ANC Limpopo provincial chairperson Stan Mathabatha has raised concern over president Cyril Ramaphosa’s faction dividing his province. In a leaked recording during Saturday’s national executive committee (NEC) meeting, Mathabatha said he had observed “comrades who run around purporting to be the defenders of our president”.
“They are running and dividing the ANC, pursuing their personal and divisive agendas in the province. Comrade president, they are organising meetings in our province. If the president or the chair or top five permit, I can organise a meeting with the top five and mention those comrades by name and the meetings that they convene in my province where some of us were vilified in those meetings,” he said.
Mathabatha added that the Ramaphosa faction was dividing party leaders into factions which they had no knowledge of.
He praised Ramaphosa as one of the “best presidents we could ever find as the ANC and we must support him”.
The Limpopo chair suggested that the NEC go to a retreat to diagnose whether the party was still existing or whether it had morphed into three different factions.
“Some of us hate each other more than they hate the enemy or the opposition,” he said.
The NEC is holding its special meeting to consider suspensions and appeals on the step-aside resolution.
The Mail & Guardian previously reported that suspended party secretary general Ace Magashule had been prevented from the party’s online meeting after failing in an attempt to defy the order banning him from doing so.
In a letter to the national disciplinary committee chair Mildred Oliphant, Magashule raised concern over the committee’s slow pace in addressing his appeal.

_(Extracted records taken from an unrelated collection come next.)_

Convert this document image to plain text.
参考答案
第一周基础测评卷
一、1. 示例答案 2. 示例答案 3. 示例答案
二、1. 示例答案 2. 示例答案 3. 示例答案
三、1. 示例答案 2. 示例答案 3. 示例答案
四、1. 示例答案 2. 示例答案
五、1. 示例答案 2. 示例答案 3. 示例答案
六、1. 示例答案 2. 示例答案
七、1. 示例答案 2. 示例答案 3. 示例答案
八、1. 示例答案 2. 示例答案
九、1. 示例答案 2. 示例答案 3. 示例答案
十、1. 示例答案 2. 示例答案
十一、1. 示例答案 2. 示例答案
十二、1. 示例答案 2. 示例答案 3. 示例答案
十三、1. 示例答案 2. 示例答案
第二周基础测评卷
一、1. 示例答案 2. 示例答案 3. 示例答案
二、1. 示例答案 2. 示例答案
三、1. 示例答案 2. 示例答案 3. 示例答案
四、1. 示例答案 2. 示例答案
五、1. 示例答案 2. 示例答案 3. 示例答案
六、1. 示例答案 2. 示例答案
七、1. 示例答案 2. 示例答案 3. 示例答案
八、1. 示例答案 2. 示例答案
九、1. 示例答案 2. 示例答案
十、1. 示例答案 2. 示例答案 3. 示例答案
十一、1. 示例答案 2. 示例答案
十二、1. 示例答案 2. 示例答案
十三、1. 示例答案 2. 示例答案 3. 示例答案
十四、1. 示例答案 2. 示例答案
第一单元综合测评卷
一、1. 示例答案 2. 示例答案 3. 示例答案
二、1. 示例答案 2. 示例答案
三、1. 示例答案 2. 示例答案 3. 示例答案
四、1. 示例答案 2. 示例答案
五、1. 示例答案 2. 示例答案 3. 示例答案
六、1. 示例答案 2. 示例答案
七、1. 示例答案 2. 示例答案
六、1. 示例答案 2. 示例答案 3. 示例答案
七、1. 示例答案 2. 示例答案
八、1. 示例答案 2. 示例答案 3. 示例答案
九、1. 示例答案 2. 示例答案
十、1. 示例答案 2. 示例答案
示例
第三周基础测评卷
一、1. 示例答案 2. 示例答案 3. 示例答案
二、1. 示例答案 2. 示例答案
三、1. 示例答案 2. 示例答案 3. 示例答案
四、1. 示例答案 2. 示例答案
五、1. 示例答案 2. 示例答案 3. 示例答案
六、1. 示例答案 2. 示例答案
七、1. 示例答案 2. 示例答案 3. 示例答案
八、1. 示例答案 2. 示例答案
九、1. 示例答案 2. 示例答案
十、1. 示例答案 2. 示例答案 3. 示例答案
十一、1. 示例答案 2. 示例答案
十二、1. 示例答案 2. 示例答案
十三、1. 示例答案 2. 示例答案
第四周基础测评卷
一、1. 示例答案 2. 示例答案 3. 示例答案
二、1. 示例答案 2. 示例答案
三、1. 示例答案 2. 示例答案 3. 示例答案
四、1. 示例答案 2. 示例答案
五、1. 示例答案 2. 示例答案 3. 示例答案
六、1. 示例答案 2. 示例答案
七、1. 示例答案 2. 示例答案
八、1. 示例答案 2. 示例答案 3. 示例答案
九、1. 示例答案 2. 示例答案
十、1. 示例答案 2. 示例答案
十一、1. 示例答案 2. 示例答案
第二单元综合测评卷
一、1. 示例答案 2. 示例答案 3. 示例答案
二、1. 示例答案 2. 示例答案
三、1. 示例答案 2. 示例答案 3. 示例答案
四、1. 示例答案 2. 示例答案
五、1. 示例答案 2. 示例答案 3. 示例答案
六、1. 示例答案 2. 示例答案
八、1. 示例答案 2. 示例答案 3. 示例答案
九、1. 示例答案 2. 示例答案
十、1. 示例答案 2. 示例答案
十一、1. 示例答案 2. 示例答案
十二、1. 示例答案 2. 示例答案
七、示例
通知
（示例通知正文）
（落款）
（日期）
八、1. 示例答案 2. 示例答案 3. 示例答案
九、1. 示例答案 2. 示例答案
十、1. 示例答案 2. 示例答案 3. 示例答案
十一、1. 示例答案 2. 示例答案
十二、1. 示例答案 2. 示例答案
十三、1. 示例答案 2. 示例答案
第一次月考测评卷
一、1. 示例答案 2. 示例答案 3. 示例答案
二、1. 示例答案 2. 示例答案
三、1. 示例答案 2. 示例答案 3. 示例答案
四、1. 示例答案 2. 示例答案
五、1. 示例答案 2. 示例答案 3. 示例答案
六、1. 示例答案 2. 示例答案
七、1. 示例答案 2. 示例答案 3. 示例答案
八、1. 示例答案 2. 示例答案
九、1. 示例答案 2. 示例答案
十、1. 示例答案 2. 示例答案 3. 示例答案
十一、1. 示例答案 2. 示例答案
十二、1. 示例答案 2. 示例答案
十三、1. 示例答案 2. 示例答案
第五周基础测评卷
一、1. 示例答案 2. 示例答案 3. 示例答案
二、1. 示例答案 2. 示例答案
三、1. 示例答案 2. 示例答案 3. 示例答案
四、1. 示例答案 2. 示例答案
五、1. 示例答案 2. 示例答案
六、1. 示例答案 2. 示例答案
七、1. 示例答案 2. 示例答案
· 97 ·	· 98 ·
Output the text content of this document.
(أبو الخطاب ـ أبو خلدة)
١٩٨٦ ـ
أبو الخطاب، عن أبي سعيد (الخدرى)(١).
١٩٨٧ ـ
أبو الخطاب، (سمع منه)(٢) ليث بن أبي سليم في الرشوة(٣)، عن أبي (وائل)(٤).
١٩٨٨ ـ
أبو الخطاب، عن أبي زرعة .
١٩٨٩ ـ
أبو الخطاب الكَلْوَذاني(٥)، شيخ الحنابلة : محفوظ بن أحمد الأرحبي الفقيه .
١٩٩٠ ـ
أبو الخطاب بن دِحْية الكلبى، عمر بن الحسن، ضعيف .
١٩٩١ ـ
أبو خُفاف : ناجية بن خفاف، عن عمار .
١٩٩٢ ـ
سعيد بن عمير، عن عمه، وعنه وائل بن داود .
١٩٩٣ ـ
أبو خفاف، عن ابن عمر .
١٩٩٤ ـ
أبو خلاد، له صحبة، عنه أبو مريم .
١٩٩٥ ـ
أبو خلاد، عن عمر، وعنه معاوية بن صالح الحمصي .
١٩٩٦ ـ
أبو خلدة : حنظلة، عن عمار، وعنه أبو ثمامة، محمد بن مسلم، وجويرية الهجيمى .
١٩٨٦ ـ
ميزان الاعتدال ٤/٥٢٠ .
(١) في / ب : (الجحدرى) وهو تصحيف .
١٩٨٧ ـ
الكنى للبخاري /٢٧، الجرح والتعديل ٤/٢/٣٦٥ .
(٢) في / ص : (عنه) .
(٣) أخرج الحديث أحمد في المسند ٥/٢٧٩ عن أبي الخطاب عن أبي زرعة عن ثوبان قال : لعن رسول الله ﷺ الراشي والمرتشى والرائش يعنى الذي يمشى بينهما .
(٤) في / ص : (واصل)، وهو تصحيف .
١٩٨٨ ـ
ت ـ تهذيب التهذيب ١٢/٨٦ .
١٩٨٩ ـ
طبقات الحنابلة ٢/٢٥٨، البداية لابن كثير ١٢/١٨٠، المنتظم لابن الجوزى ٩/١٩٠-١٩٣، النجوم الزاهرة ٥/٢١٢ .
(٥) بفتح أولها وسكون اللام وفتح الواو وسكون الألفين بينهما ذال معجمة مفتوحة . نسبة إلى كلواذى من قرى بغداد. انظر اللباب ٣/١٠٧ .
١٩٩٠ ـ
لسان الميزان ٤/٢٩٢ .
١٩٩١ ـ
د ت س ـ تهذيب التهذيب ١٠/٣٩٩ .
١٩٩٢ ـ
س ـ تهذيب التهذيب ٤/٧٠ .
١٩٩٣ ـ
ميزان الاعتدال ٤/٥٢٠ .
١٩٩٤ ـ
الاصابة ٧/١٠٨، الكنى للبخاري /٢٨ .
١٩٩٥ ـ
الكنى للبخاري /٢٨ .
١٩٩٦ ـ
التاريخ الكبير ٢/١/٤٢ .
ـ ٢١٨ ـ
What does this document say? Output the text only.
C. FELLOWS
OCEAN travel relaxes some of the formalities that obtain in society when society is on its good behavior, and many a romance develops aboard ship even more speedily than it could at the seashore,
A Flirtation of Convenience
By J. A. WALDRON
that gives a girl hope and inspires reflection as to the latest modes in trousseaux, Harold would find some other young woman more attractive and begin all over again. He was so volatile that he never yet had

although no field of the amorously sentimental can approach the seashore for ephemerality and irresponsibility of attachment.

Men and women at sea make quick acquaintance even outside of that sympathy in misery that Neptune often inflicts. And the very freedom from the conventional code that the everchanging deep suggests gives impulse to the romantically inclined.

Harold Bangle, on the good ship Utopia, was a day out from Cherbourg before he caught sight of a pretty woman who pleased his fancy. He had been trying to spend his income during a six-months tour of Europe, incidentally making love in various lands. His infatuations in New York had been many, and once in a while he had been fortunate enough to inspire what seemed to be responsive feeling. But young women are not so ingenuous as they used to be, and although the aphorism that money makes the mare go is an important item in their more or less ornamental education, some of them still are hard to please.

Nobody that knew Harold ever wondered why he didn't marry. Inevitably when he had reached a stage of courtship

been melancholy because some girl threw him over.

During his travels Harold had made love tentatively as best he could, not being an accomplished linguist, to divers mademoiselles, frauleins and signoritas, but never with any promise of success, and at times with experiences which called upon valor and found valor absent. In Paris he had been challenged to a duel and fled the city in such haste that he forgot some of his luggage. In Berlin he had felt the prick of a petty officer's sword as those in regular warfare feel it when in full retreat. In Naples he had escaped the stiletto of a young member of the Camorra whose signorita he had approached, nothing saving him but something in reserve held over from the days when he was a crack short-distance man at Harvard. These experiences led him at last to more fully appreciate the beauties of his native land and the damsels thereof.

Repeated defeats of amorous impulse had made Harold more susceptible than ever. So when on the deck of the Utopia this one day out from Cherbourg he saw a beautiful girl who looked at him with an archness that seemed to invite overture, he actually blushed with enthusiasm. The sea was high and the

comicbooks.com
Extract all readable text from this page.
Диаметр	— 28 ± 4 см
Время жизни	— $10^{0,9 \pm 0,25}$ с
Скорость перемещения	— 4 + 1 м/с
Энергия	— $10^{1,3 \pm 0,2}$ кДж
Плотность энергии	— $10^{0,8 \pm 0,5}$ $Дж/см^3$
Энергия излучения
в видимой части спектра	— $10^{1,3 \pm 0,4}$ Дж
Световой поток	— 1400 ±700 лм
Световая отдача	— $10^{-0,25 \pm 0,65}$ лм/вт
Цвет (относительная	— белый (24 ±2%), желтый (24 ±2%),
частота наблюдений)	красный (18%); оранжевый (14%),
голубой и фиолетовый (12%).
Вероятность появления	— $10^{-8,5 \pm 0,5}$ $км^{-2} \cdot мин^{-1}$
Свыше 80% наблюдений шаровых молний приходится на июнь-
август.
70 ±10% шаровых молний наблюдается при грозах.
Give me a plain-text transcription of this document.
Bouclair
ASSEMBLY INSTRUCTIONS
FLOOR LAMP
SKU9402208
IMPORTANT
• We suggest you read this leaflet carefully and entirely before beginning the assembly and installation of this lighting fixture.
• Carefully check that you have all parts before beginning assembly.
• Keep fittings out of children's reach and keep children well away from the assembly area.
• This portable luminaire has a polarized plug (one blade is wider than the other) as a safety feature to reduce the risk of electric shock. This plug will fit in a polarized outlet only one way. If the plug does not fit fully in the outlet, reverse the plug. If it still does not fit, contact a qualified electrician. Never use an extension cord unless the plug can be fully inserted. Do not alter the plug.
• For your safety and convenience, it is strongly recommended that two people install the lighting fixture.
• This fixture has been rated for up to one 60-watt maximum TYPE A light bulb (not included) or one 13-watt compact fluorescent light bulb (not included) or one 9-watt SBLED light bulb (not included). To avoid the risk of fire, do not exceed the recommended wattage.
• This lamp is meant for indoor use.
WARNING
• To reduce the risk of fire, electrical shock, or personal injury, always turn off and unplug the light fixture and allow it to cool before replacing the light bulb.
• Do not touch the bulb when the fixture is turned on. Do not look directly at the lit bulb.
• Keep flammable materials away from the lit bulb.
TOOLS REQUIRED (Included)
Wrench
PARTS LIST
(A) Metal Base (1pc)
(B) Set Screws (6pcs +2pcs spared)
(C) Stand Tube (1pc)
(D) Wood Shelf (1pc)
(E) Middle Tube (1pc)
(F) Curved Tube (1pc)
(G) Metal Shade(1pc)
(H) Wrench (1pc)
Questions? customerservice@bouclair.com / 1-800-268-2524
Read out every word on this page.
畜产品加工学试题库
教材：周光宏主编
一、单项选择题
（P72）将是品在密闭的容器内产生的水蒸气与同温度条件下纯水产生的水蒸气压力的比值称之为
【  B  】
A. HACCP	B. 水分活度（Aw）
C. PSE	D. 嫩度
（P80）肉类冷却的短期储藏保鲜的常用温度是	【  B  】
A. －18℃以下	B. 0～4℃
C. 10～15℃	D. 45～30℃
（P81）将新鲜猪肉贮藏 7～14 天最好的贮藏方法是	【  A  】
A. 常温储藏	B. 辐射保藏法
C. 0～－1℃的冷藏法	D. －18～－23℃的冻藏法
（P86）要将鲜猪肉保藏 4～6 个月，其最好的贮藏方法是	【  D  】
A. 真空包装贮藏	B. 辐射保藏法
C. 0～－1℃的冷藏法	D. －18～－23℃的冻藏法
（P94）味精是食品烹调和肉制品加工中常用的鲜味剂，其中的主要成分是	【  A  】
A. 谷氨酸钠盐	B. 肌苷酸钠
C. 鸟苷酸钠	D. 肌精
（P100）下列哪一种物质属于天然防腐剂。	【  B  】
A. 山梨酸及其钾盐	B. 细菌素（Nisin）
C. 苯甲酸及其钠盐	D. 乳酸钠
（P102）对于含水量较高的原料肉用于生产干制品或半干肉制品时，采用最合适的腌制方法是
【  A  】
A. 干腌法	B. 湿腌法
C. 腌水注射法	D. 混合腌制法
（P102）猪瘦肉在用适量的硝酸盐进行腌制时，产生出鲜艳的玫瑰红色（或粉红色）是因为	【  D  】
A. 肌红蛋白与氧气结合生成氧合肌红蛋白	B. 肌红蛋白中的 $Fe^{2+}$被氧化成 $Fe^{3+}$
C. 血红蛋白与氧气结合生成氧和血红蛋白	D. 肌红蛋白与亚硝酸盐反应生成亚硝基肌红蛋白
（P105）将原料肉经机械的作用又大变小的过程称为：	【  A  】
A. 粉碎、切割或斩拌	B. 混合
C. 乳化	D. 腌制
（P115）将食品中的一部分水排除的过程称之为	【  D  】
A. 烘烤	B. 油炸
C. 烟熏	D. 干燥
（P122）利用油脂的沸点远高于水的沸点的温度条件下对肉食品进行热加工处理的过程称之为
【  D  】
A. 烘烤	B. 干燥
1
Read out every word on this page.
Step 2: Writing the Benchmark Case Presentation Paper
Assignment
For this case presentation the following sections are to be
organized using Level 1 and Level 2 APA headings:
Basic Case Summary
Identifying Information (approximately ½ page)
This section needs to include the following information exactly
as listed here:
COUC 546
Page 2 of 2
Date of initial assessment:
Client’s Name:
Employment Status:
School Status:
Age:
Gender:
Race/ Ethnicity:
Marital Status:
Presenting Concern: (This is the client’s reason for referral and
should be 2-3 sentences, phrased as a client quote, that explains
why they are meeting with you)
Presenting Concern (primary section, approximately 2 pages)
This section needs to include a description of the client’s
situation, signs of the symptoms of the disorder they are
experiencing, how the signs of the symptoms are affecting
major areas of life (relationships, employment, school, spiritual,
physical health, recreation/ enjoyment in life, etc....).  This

Magashule said rule 25.49 of the party’s constitution required that a member be provided with the charge sheet within six months of having had notice of the alleged misconduct adding that he had not yet received his charge sheet.
“In effect I have been suspended ostensibly in contemplation of misconduct on grounds that the ANC was aware of for a period well in excess of six months. The NDC (national disciplinary committee) has unreasonably delayed commencing disciplinary proceedings against me as contemplated in rule 25.52. Further, the deputy secretary general has suspended me without affording me an opportunity to make representation with respect to the suspension,” Magashule wrote.
Magashule’s supporters in the so-called Radical Economic Transformation (RET) faction in the party have called for the meeting to be adjourned and be reconvened physically as they claim they are being denied to speak in the online forum.
Three separate sources in the ruling party told the M&G that Magashule had attempted to assert his authority to chair the NEC meeting, which had been called to discuss the implementation of the step-aside resolution and his refusal to abide by his letter of temporary suspension.
The suspended secretary general then refused to abide by the instruction to remove himself from the meeting while his supporters demanded that it be adjourned and held physically.
One senior ANC source said Magashule had “wanted to preside over the meeting as secretary general”.
This created backlash from Ramaphosa’s supporters, who argued that the suspension letter issued on 3 May made it clear that Magashule was stripped of his secretary general powers.
“He then wanted to stay in the meeting. They said, no, he had to be removed as there would be deliberations around his case and the appeal process, and as such [he] can’t be part of the meeting,” the ANC leader said.
According to the sources, NEC member Tony Yengeni, a key leader of the RET faction, then called for the meeting to be adjourned and reconvened physically to allow his grouping the right to speak.
Magashule told the M&G by telephone on Saturday that he had attended a meeting with the top six and the ANC Women’s League earlier in the day before the NEC began. Magashle said he had attended the NEC and he believed he had a right to do so as he had appealed against the suspension.
After about 70 minutes, the meeting had resolved “that the appeal must be noted and that the secretary general must then be requested to leave the meeting”, Magashule said.
“Because I have appealed, I am still the secretary general of the ANC,” Magashule said.
Magashule said he had not resisted the instruction to leave the meeting and that he was removed from the Zoom link. Magashule said he was “confident” that his appeal would succeed.
Magashule, who is running out of allies, was dealt another blow when the ANC Women’s League called on him to “humble himself” and abide by the decision of the NEC.
This follows a fierce battle within the league’s national working committee (NWC) on Thursday and its NEC the following day in which women’s league president Bathabile Dlamini had pushed for the league to back Magashule.
Dlamini appears to have been defeated, along with a plan for the women’s league to march on the NEC meeting in support of Magashule.
One of Magashule’s key supporters, NEC member Dakota Legoete, told the NEC meeting that the committee, elected at Nasrec in December 2017, had become a “liability” to the country and to the ANC’s structures.
In a leaked recording, Legoete said the NEC had “failed to rise above narrow and factional agendas” and had spent the past four years “dealing with each other”.